Mais la voilà déjà rattrapée par le rythme effréné de la capitale. Elle fixe les grandes portes vitrées du bâtiment, le flot de personnes en costume entrant et sortant, les regards préoccupés. Cette transition brutale lui donne presque le vertige et une sensation d’étrangeté l’envahit.
Le bâtiment massif se dresse devant elle, imposant et intimidant. « C’est peut-être la dernière fois que je viens ici », se murmure-t-elle en ajustant son sac tote bag. À l’intérieur, dans une pochette, repose sa lettre de démission imprimée. Aura-t-elle seulement le courage d’expliquer tout ça à Dr. Nut ? Sera-t-il compréhensif ? Peut-être se contentera-t-elle de lui tendre la lettre ? Ou bien va-t-elle fuir avant de devoir affronter son regard ?
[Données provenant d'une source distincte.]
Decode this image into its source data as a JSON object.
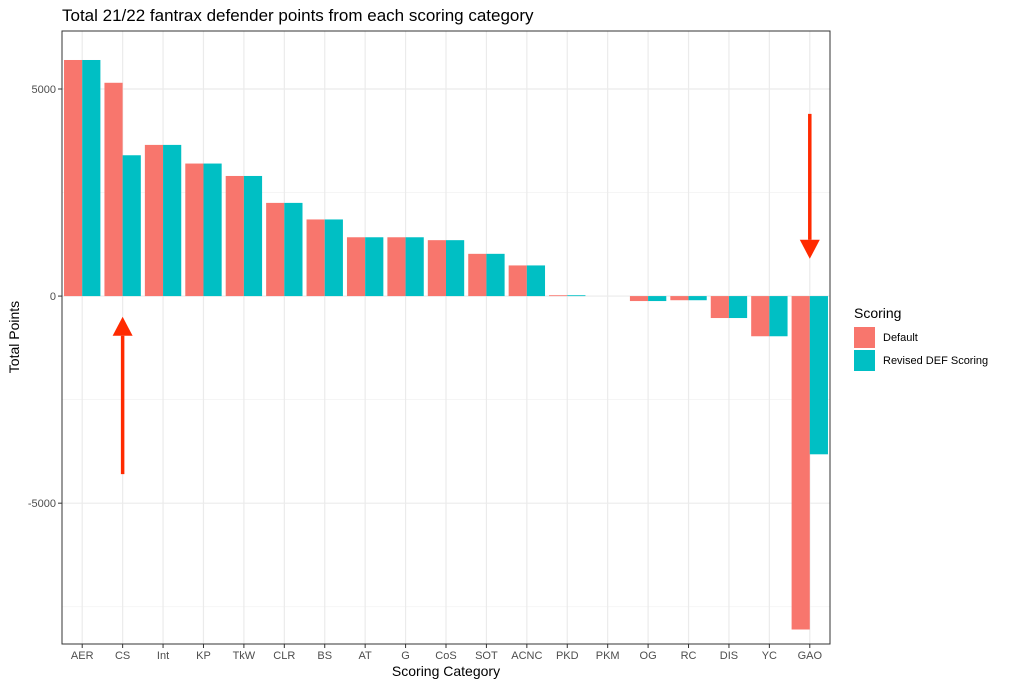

Elle inspire profondément et s’engouffre dans le bâtiment. À l’intérieur, la chaleur artificielle est presque un soulagement. Elle s’avance vers les ascenseurs, ses pas résonnant légèrement sur le carrelage. « Allez, Aïda, c’est juste une formalité ». La cage métallique se referme sur elle. Elle se regarde brièvement dans le miroir, son reflet est plus lumineux que la fatigue qu’elle ressent en elle, cela lui donne une once de courage.
Scène 2 : Lundi, 9h04, dans les bureaux du 22
Aïda pousse la porte des bureaux du 22, le service des disparitions inquiétantes, elle n’a même pas franchi le seuil que des voix familières résonnent déjà dans sa direction.
« Regardez qui est là ! La star internationale ! », s’exclame Jean mi-taquin, mi-sincère qui l’aide à ouvrir la porte mimant une révérence exagérée.
Elle entre, un sourire timide aux lèvres, immédiatement submergée par l’accueil chaleureux de l’équipe. Les bureaux ont toujours cette ambiance un peu chaotique : des piles de dossiers sur les tables, des tasses de café abandonnées, une odeur de papier vieilli et de renfermé.
« Ah…. Enfin de retour ! », lance Brice depuis son bureau. « Tu nous as manqué ! Tiens je te présente Heidi, dit Le Nantais parce que, figure-toi, il est de Nantes ! ». Brice désigne d’un geste théâtral un beau brun avec un sourire éclatant, qui l’observe de loin, l’œil amusé. « Dr. Nut a voulu embaucher un stagiaire mais il n’a pas trouvé mieux qu’un gigolo ! ».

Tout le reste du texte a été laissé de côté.